A questo ha corrisposto un progressivo rafforzamento della struttura patrimoniale. Fabiano Schivardi, Professore di Economia alla Luiss, ha sottolineato durante la presentazione del rapporto come, rispetto al 2007, nel patrimonio delle imprese italiane sia aumentato l’equity. Anche se, Schivardi ha puntualizzato, questa crisi ha colpito le imprese in modo non correlato alla loro situazione patrimoniale, ma al settore produttivo (automotive, moda, turismo, trasporti, ad esempio). E’ vero, però, che le imprese più solide da un punto di vista finanziario e patrimoniale, più strutturate e più innovative hanno avuto e avranno una maggiore capacità di resistere e reagire. Queste, tuttavia, pure essendo tante, sono ancora una minoranza. Stando al rapporto Cerved circa il 20 per cento del totale. Una percentuale che rischia di assottigliarsi: il forte aumento dell’indebitamento registrato in questi mesi è suscettibile di rendere tutti più fragili. E, in particolare, le piccole imprese. Per far fronte all’esigenza di liquidità generata dalla crisi, è stato massiccio il ricorso a prestiti bancari assistiti da garanzie pubbliche. Oltre 130 miliardi da marzo. Ciò sta accrescendo la quota del debito bancario sul totale del passivo, rovesciando così la tendenza degli ultimi dieci anni. In più, le Pmi sono ancora poco strutturate dal punto di vista della governance: solo il 24 per cento ha nel board un consigliere esterno alla compagine aziendale, e hanno una dirigenza sempre più “anziana”: un capo azienda su due ha più di 60 anni e uno su quattro più di 70, secondo il rapporto di Banca Generali che, con Sda Bocconi, ha analizzato oltre 5.700 Pmi con fatturato superiore a 50 milioni.

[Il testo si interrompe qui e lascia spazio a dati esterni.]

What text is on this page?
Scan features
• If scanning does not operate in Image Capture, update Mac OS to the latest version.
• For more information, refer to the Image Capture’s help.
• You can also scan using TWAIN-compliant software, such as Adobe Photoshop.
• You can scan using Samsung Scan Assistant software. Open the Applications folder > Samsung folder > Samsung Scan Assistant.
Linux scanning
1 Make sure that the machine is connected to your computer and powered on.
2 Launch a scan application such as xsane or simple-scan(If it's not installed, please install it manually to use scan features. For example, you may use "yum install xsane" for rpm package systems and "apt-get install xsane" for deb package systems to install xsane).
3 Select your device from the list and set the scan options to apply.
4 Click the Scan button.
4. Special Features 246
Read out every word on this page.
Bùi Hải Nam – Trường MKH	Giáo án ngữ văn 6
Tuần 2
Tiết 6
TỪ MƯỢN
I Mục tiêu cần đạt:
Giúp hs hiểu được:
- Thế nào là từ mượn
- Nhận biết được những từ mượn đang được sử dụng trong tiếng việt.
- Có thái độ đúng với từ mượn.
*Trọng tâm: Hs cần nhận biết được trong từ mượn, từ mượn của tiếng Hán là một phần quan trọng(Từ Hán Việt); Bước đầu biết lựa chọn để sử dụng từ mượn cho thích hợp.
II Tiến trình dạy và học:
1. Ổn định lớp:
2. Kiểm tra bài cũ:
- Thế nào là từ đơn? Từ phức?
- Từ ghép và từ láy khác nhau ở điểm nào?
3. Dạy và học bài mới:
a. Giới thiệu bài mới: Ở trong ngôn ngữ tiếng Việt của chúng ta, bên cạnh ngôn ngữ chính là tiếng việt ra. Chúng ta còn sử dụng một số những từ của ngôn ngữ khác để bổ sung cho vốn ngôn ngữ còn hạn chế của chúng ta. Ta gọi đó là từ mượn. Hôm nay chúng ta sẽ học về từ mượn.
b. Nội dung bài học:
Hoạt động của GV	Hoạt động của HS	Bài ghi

Inoltre, nonostante i passi avanti registrati sul digitale, secondo il Politecnico di Milano, le Pmi che vendono su canali online sono ancora il 25 per cento del totale. Alla maggiore vulnerabilità delle imprese più piccole corrisponde una maggiore paura dei propri dipendenti di perdere il posto di lavoro.

 

L’indagine del Censis di qualche giorno fa mostra come il 53,7 per cento degli occupati nelle piccole imprese viva con insicurezza il posto di lavoro, contro il 28,6 per cento dei dipendenti delle grandi imprese. Un sentimento non privo di conseguenze anche economiche. L’incertezza crea sfiducia nel futuro e incide negativamente su investimenti e consumi. Cosa fare allora? Bisogna rafforzare il sistema imprenditoriale, rilanciando il percorso virtuoso di patrimonializzazione che la pandemia ha interrotto. Lo ha sottolineato proprio nei giorni scorsi Mario Draghi, che ha sollecitato misure mirate per consentire processi di ristrutturazione e rafforzamento del capitale a partire dalle Pmi. Non solo perché le imprese siano più resistenti in caso di crisi, ma soprattutto perché siano in grado di cogliere le sfide industriali del prossimo futuro – digitalizzazione, transizione energetica e ambientale – che richiedono investimenti importanti ed elevate competenze. E una scala dimensionale adeguata a sostenere l’alta componente di costo fisso propria degli investimenti immateriali.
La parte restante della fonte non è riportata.